New Zealand continued to do well under current economic circumstances. Consumer spending has started to pick up in NZ due to a buoyant housing market. On the other hand consumer spending in Australia continues to remain challenging. However, the interest rate cuts instituted in the recent past might revive consumer confidence. Same store sales increased 3% in the first half following the 9.2% growth in the same period last year. Michael Hill managed to attract customers with an improved product offering. Operating margins increased from 20% to 20.5% as a result of higher sales.
➢ Solid continuous profit results
➢ Good performance in Australia
➢ Growth prospect in Canada & US
➢ Advantage from vertical integration
In spite of being a profitable business Michael Hill is not adverse to risk. The cyclical nature of the industry may keep future earnings volatile. The company’s raw material costs (gold, silver and diamonds) fluctuate as well. Foreign exchange risk also affects the business and will increase as Michael Hill try to expand stores in Canada and US. Inventory management can be difficult given changeable customer demand, fluctuating global prices for raw materials and foreign exchange movements. Therefore, efficient inventory and cash management remains a critical component in the success of the business during difficult times. Also there are two outstanding issues involving the NZ and Australian tax departments which could potentially dent the firm’s cash flows somewhat in the future. The company is trying to reach an agreement with both the tax departments but if unsuccessful would seek legal recourse to resolve the matter. However there is no certainty that they would win the case in which case it would be liable for taxes in one or both countries.
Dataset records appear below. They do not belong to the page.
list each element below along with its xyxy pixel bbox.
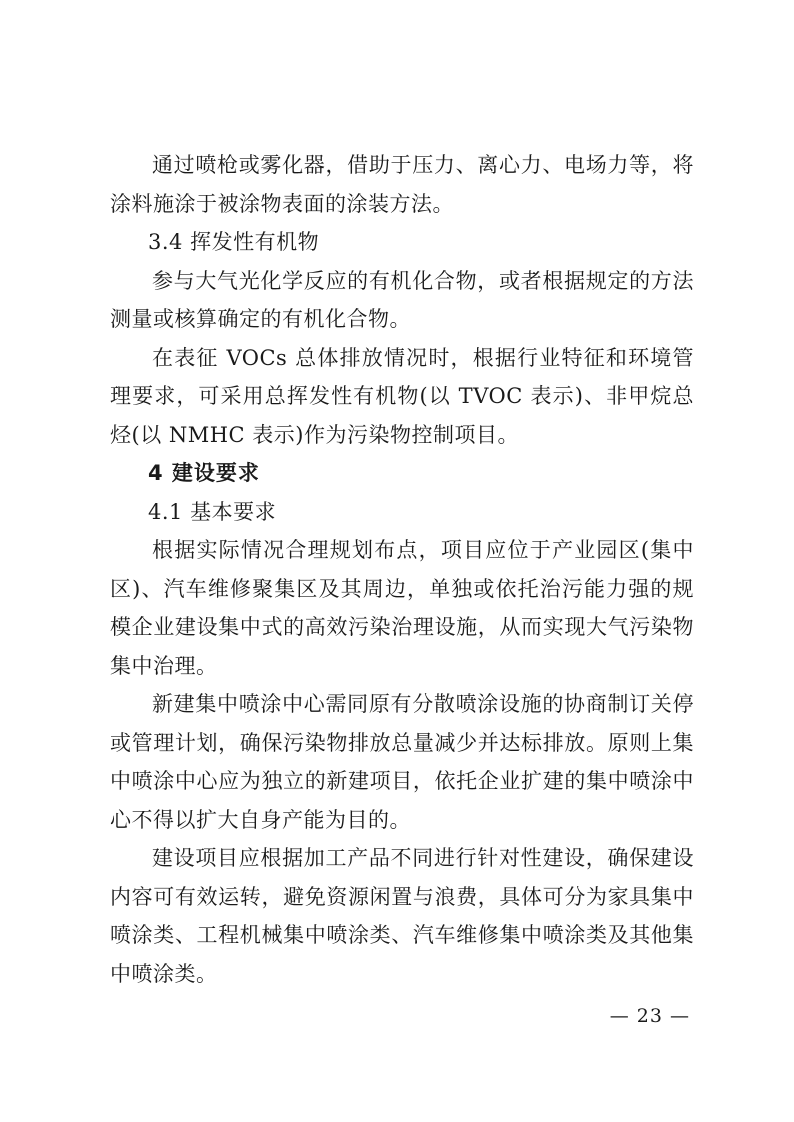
paragraph-voc-indicators: 在表征 VOCs 总体排放情况时，根据行业特征和环境管理要求，可采用总挥发性有机物(以 TVOC 表示)、非甲烷总烃(以 NMHC 表示)作为污染物控制项目。 <box>110 345 694 447</box>
page-number: — 23 — <box>609 1005 690 1027</box>
document-body <box>110 146 694 993</box>
section-3-4-title: 3.4 挥发性有机物 <box>148 230 320 254</box>
section-4-title: 4 建设要求 <box>148 461 260 485</box>
paragraph-site-planning: 根据实际情况合理规划布点，项目应位于产业园区(集中区)、汽车维修聚集区及其周边，单独或依托治污能力强的规模企业建设集中式的高效污染治理设施，从而实现大气污染物集中治理。 <box>110 538 694 678</box>
paragraph-new-center-plan: 新建集中喷涂中心需同原有分散喷涂设施的协商制订关停或管理计划，确保污染物排放总量减少并达标排放。原则上集中喷涂中心应为独立的新建项目，依托企业扩建的集中喷涂中心不得以扩大自身产能为目的。 <box>110 692 694 832</box>
paragraph-spray-definition: 通过喷枪或雾化器，借助于压力、离心力、电场力等，将涂料施涂于被涂物表面的涂装方法。 <box>110 153 694 216</box>
section-4-1-title: 4.1 基本要求 <box>148 499 277 524</box>
paragraph-construction-types: 建设项目应根据加工产品不同进行针对性建设，确保建设内容可有效运转，避免资源闲置与浪费，具体可分为家具集中喷涂类、工程机械集中喷涂类、汽车维修集中喷涂类及其他集中喷涂类。 <box>110 846 694 986</box>
paragraph-voc-definition: 参与大气光化学反应的有机化合物，或者根据规定的方法测量或核算确定的有机化合物。 <box>110 268 694 331</box>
➢ Cyclical nature of the business
➢ Volatile raw material pricing
➢ Exposed to foreign exchange movement
➢ Two outstanding issues with NZ & Aus tax department
In conclusion the core business of Michael Hill is strong within Australasia. A strong brand, scale-related efficiencies and vertical integration all combine to give Michael Hill a solid foundation for the future. Michael Hill is a high to medium-risk investment, which would suit a long-term, growth-oriented investor. The share price has increased 32% in the last one year and rated to outperform the market as stated by Reuters.
DISCLAIMER: To the extent that any of the content above constitutes advice, it is general advice that has been prepared without reference to investor’s objectives, financial situation or needs. Before acting on any advice, investors should consider the appropriateness of the advice and IRG recommend that investors should obtain appropriate financial, legal and taxation advice before making any financial investment decision. The report is based on information compiled from public information and private research. IRG have completed the report on a best endeavours basis and do not accept any liability of loss or damage. IRG suggest that clients use this as part of a decision making process and check key data before making any investment decisions.
Employees may have an interest in the securities discussed in this report.